Na verdade, a minha vida profissional se deu em diversas instituições federais da cultura. Passei por diversas áreas o que explica essa diversidade de intervenções. Parece-me fazer sentido contribuir com esse conjunto de textos que podem alimentar quem se interessa pela área, quem está estudando o campo. Sinto-me responsável por passar adiante experiências e reflexões, o que me levou também a me dedicar, nos últimos anos à qualificação de gestores culturais. É aí que se insere o curso de Gestão Cultural do Centro de Pesquisa e Formação do SESC, as especializações feitas na Fundação Joaquim Nabuco, num primeiro momento contando com a Universidade Federal Rural de Pernambuco para a titulação, e depois, a partir da segunda edição sob a responsabilidade da Universidade Federal da Bahia. As três edições realizadas no Nordeste contaram com o apoio do MinC e de Secretarias da Cultura.
CeM – Você costuma sugerir a leitura de textos de sociologia da cultura de autores americanos, em contraponto à bibliografia francesa que é mais difundida por aqui.
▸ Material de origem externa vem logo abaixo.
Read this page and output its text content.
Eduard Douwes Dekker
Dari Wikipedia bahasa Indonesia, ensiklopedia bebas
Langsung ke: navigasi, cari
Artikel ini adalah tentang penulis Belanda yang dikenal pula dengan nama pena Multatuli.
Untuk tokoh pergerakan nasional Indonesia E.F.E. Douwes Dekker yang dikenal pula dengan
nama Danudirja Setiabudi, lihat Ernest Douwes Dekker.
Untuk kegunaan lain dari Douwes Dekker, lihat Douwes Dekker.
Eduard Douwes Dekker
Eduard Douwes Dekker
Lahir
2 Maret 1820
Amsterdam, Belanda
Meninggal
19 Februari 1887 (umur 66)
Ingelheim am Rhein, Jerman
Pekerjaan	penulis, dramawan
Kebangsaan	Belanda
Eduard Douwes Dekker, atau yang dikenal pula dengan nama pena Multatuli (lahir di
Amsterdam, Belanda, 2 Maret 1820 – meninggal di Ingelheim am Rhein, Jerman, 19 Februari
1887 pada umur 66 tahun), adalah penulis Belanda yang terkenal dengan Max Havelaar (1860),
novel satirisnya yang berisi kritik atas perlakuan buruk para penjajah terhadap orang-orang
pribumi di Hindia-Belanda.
O Brasil poderia ser um híbrido de EUA e França em termos de modelo de política cultural?
 A questão é você pensar em diversidade, eu não estou falando em diversidade cultural, estou falando de diversidade institucional, diversidade regulatória.
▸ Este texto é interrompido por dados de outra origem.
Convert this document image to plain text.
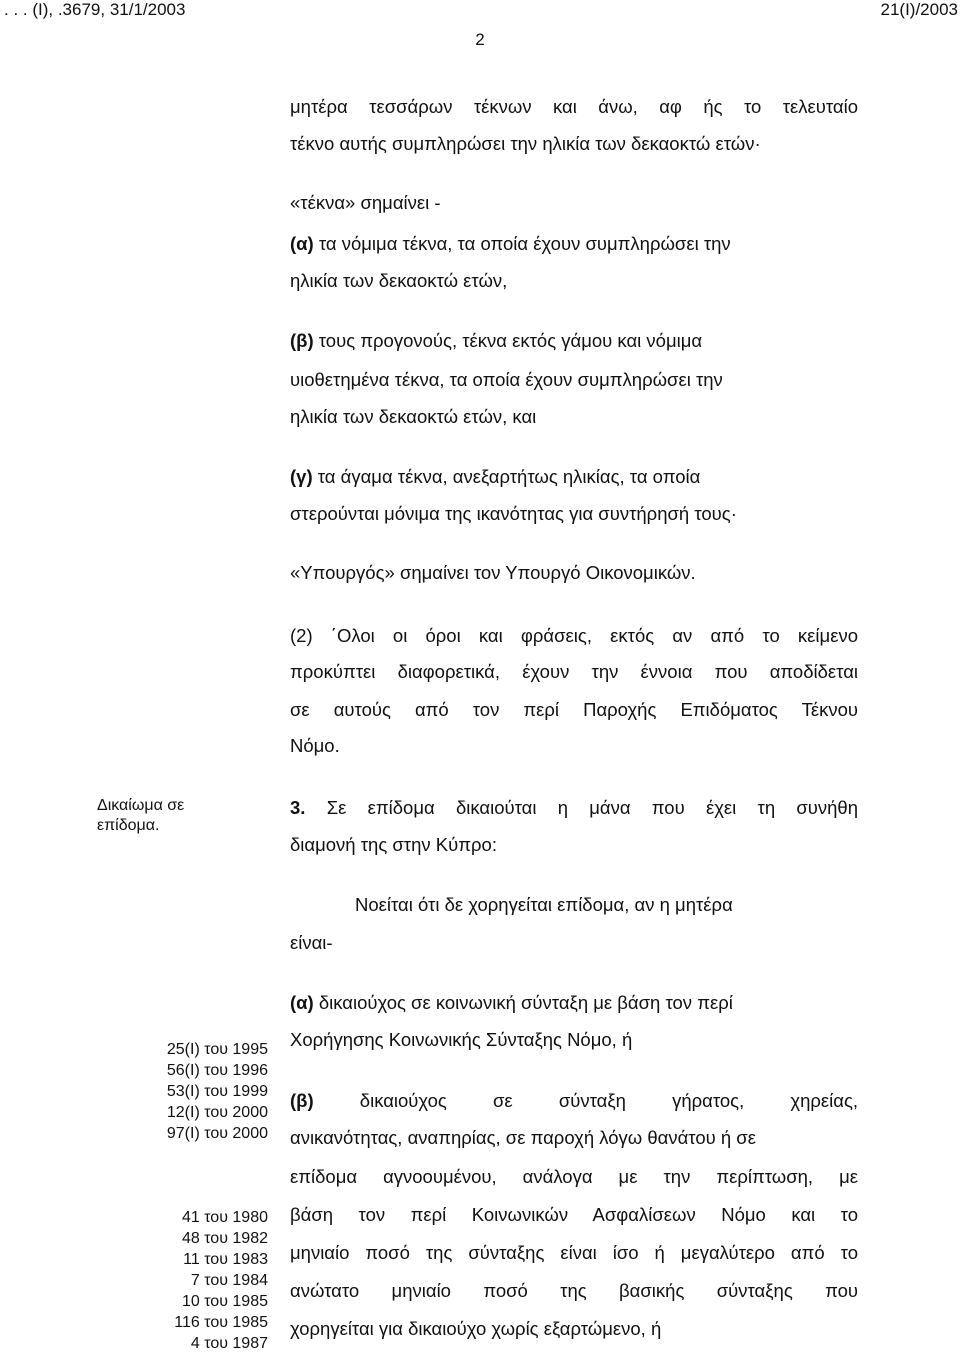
. . . (Ι), .3679, 31/1/2003	21(Ι)/2003
2
μητέρα τεσσάρων τέκνων και άνω, αφ ής το τελευταίο
τέκνο αυτής συμπληρώσει την ηλικία των δεκαοκτώ ετών·
«τέκνα» σημαίνει -
(α) τα νόμιμα τέκνα, τα οποία έχουν συμπληρώσει την
ηλικία των δεκαοκτώ ετών,
(β) τους προγονούς, τέκνα εκτός γάμου και νόμιμα
υιοθετημένα τέκνα, τα οποία έχουν συμπληρώσει την
ηλικία των δεκαοκτώ ετών, και
(γ) τα άγαμα τέκνα, ανεξαρτήτως ηλικίας, τα οποία
στερούνται μόνιμα της ικανότητας για συντήρησή τους·
«Υπουργός» σημαίνει τον Υπουργό Οικονομικών.
(2) ΄Ολοι οι όροι και φράσεις, εκτός αν από το κείμενο
προκύπτει διαφορετικά, έχουν την έννοια που αποδίδεται
σε αυτούς από τον περί Παροχής Επιδόματος Τέκνου
Νόμο.
Δικαίωμα σε
επίδομα.
3. Σε επίδομα δικαιούται η μάνα που έχει τη συνήθη
διαμονή της στην Κύπρο:
Νοείται ότι δε χορηγείται επίδομα, αν η μητέρα
είναι-
(α) δικαιούχος σε κοινωνική σύνταξη με βάση τον περί
Χορήγησης Κοινωνικής Σύνταξης Νόμο, ή
(β) δικαιούχος σε σύνταξη γήρατος, χηρείας,
ανικανότητας, αναπηρίας, σε παροχή λόγω θανάτου ή σε
επίδομα αγνοουμένου, ανάλογα με την περίπτωση, με
βάση τον περί Κοινωνικών Ασφαλίσεων Νόμο και το
μηνιαίο ποσό της σύνταξης είναι ίσο ή μεγαλύτερο από το
ανώτατο μηνιαίο ποσό της βασικής σύνταξης που
χορηγείται για δικαιούχο χωρίς εξαρτώμενο, ή
25(Ι) του 1995
56(Ι) του 1996
53(Ι) του 1999
12(Ι) του 2000
97(Ι) του 2000
41 του 1980
48 του 1982
11 του 1983
7 του 1984
10 του 1985
116 του 1985
4 του 1987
Nos EUA você tem leis que são municipais, estaduais e federais cujos impostos revertem para a área cultural, há uma multiplicidade de leis aliada a uma grande diversidade de modelos institucionais. Por exemplo, um imposto que sobretaxa um setor pode beneficiar um outro num primeiro momento, mas que posteriormente beneficiará o que foi taxado, beneficiando ambos. É o caso dos hotéis em São Francisco. O pressuposto é de que o imposto sobre os hotéis, que reverte para um fundo de fomento às artes, vai fomentar a vida cultural na cidade o que, por sua vez, atrairá turistas que presumivelmente se hospedarão nestes hotéis. Esse tipo de taxação cruzada também existe na França em relação a posse de aparelhos de TV que vai fomentar a produção cinematográfica. Teria que se pensar em marcos regulatórios que propiciem esta diversidade por aqui. A lei de reserva de mercado é uma coisa interessante, esta legislação da Ancine que está nos permitindo assistir à um grande repertório de filmes brasileiros na tv à cabo… Você está estimulando a vida cultural e não está utilizando recursos diretos. Nossas políticas culturais não se inspiram nestes modelos, elas são absolutamente voluntaristas, com exceção de setores como cinema, que é um campo mais concentrado do ponto de vista dos atores e agentes que estão em jogo. As nossas políticas culturais não são baseadas em pesquisas, ou em estudos que nos permitam construir quer instituições, quer diretrizes mais estruturantes. Elas vêm dependendo de dirigentes de ocasião, em grande parte das vezes sem nenhuma afinidade e conhecimento do setor, que continua sendo visto como supérfluo e marginal nas agendas politicas. Isso tudo nos interdita o acesso a uma continuidade necessária. Por isso a importância da qualificação dos gestores, é preciso fortificar os gestores, principalmente de municípios menores, para que eles possam pelo menos lutar pela continuidade de políticas, programas ou atividades relevantes. Estas pessoas se tornam agentes importantes, fundamentais.

Serviço:
DIMENSÕES DA CULTURA- Políticas Culturais e seus desafios
Isaura Botelho
Edições SESC
>> O livro aborda a dimensão econômica da cultura como geradora de riquezas para o país, além de propor uma abordagem da política cultural pautada pela sociologia da cultura e apoiada em informações socioeconômicas sobre as práticas culturais dos indivíduos. Com o foco não só na produção, mas na recepção da cultura, a obra cobre diversos aspectos da gestão cultural, como os arranjos institucionais, a formação de gestores e de públicos, os instrumentos de financiamento e a articulação de políticas culturais transnacionais.